15.08.2018|12:45 Uhr

Fakt ist... im Katon St.Gallen ist die Hürde für die Einbürgerung sehr hoch. Selbst der vermeintliche geübte in Staatskunde, hätte ohne Vorbereitung so seine Mühe. Ohne zusätzlichen Staatskunde-Kurs, würden das wohl die wenigsten schaffen!

Bruno Mair

13.08.2018|20:03 Uhr

… und dann gibt es diejenigen, die sich an Fake-Videos und Weltverschwörungstheorien orientieren! Jedoch „selbstbewusst“ dann öffentlich die heutige Jugend torpedieren „wie blöd Sie doch ist“. Wie wäre es wenn man mal vor der eigenen Haustüre wischt?

Markus Dancer

10.08.2018|08:20 Uhr

Ach Herr Linder!
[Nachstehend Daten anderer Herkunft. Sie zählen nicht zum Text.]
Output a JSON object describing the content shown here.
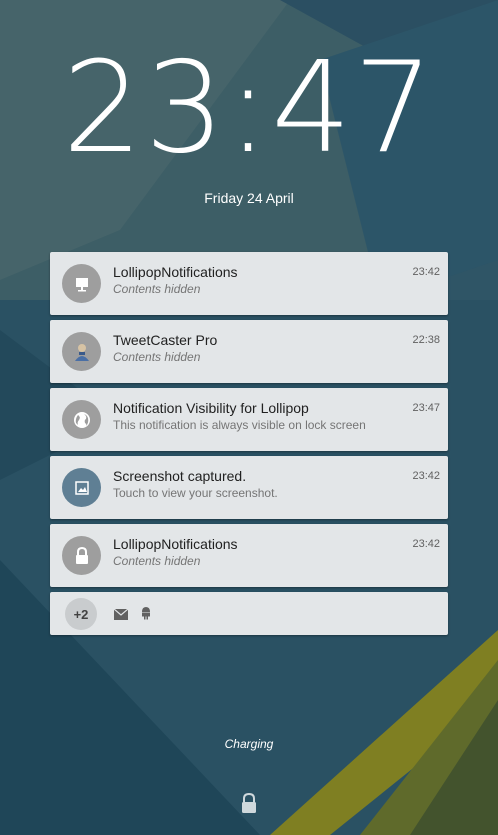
{
  "lockscreen": {
    "time": "23:47",
    "date": "Friday 24 April",
    "status": "Charging"
  },
  "notifications": [
    {
      "icon": "presentation-icon",
      "title": "LollipopNotifications",
      "text": "Contents hidden",
      "time": "23:42"
    },
    {
      "icon": "user-avatar-icon",
      "title": "TweetCaster Pro",
      "text": "Contents hidden",
      "time": "22:38"
    },
    {
      "icon": "globe-icon",
      "title": "Notification Visibility for Lollipop",
      "text": "This notification is always visible on lock screen",
      "time": "23:47"
    },
    {
      "icon": "image-icon",
      "title": "Screenshot captured.",
      "text": "Touch to view your screenshot.",
      "time": "23:42"
    },
    {
      "icon": "lock-icon",
      "title": "LollipopNotifications",
      "text": "Contents hidden",
      "time": "23:42"
    }
  ],
  "overflow": {
    "count_label": "+2",
    "icons": [
      "mail-icon",
      "android-icon"
    ]
  },
  "colors": {
    "card_bg": "#e3e6e8",
    "avatar_gray": "#9e9e9e",
    "avatar_blue": "#5f7f94",
    "wallpaper_base": "#2f5566",
    "accent_yellow": "#8e8e1e"
  }
}
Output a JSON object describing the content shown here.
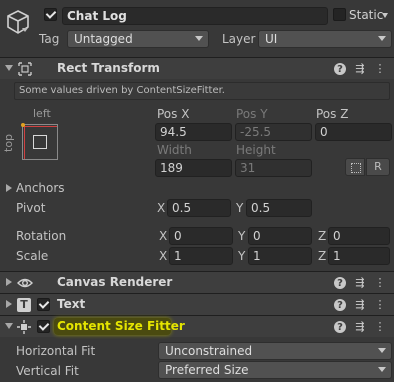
{
  "object": {
    "name": "Chat Log",
    "static_label": "Static",
    "tag_label": "Tag",
    "tag_value": "Untagged",
    "layer_label": "Layer",
    "layer_value": "UI"
  },
  "rect_transform": {
    "title": "Rect Transform",
    "driven_note": "Some values driven by ContentSizeFitter.",
    "anchor_h": "left",
    "anchor_v": "top",
    "pos_x_label": "Pos X",
    "pos_y_label": "Pos Y",
    "pos_z_label": "Pos Z",
    "pos_x": "94.5",
    "pos_y": "-25.5",
    "pos_z": "0",
    "width_label": "Width",
    "height_label": "Height",
    "width": "189",
    "height": "31",
    "r_button": "R",
    "anchors_label": "Anchors",
    "pivot_label": "Pivot",
    "pivot_x": "0.5",
    "pivot_y": "0.5",
    "rotation_label": "Rotation",
    "rot_x": "0",
    "rot_y": "0",
    "rot_z": "0",
    "scale_label": "Scale",
    "scale_x": "1",
    "scale_y": "1",
    "scale_z": "1",
    "axis_x": "X",
    "axis_y": "Y",
    "axis_z": "Z"
  },
  "components": {
    "canvas_renderer": "Canvas Renderer",
    "text": "Text",
    "content_size_fitter": "Content Size Fitter"
  },
  "fitter": {
    "horizontal_label": "Horizontal Fit",
    "horizontal_value": "Unconstrained",
    "vertical_label": "Vertical Fit",
    "vertical_value": "Preferred Size"
  },
  "icons": {
    "help": "help-icon",
    "presets": "presets-icon",
    "more": "more-icon"
  },
  "colors": {
    "highlight": "#e5e500",
    "background": "#383838",
    "header": "#3e3e3e"
  }
}
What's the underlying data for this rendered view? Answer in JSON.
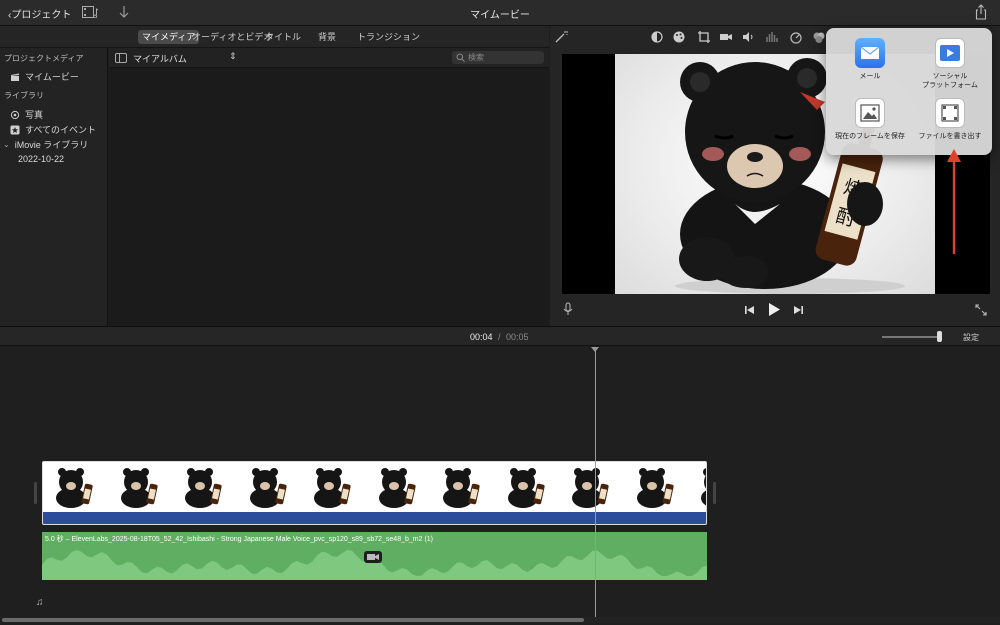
{
  "toolbar": {
    "back_label": "プロジェクト",
    "title": "マイムービー"
  },
  "browser": {
    "tabs": [
      {
        "label": "マイメディア",
        "active": true
      },
      {
        "label": "オーディオとビデオ",
        "active": false
      },
      {
        "label": "タイトル",
        "active": false
      },
      {
        "label": "背景",
        "active": false
      },
      {
        "label": "トランジション",
        "active": false
      }
    ],
    "album_label": "マイアルバム",
    "search_placeholder": "検索"
  },
  "sidebar": {
    "project_media_heading": "プロジェクトメディア",
    "project_item": "マイムービー",
    "library_heading": "ライブラリ",
    "items": [
      {
        "label": "写真",
        "icon": "photos-icon"
      },
      {
        "label": "すべてのイベント",
        "icon": "star-icon"
      }
    ],
    "library_name": "iMovie ライブラリ",
    "event_date": "2022-10-22"
  },
  "viewer": {
    "sign_text": "焼酎"
  },
  "share_popover": {
    "items": [
      {
        "label": "メール",
        "icon": "mail-icon"
      },
      {
        "label": "ソーシャル\nプラットフォーム",
        "icon": "social-platform-icon"
      },
      {
        "label": "現在のフレームを保存",
        "icon": "save-frame-icon"
      },
      {
        "label": "ファイルを書き出す",
        "icon": "export-file-icon"
      }
    ]
  },
  "timeline": {
    "current_time": "00:04",
    "separator": "/",
    "total_time": "00:05",
    "settings_label": "設定",
    "audio_clip_label": "5.0 秒 – ElevenLabs_2025-08-18T05_52_42_Ishibashi - Strong Japanese Male Voice_pvc_sp120_s89_sb72_se48_b_m2 (1)"
  },
  "colors": {
    "accent_arrow": "#e0412a",
    "video_strip": "#2d4d9a",
    "audio_clip": "#5fae61"
  }
}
Sie gehören ofensichtlich zur elenden "Selbstzerfleischung-Clique"! Lassen wir uns mal massiv höhere Anforderungen an die stellen, die eingebürgert werden wollen! Richtig ist, dass heute an den Schulen, auf Grund der religiösen u. politischen Mainstreamdominanz, die politische Schulung u. damit die Identität der Bürger torpediert wird. Es gibt heute Schweizer Schüler/innen die nicht wissen ob Genf in der CH od F liegt!! Kaum einer kennt den Bundesbrief! Selten kann jemand die 7 BR benennen. Die mächtigen Verwaltungsbosse, die hinter den Kulissen die Fäden ziehen, kennt keiner!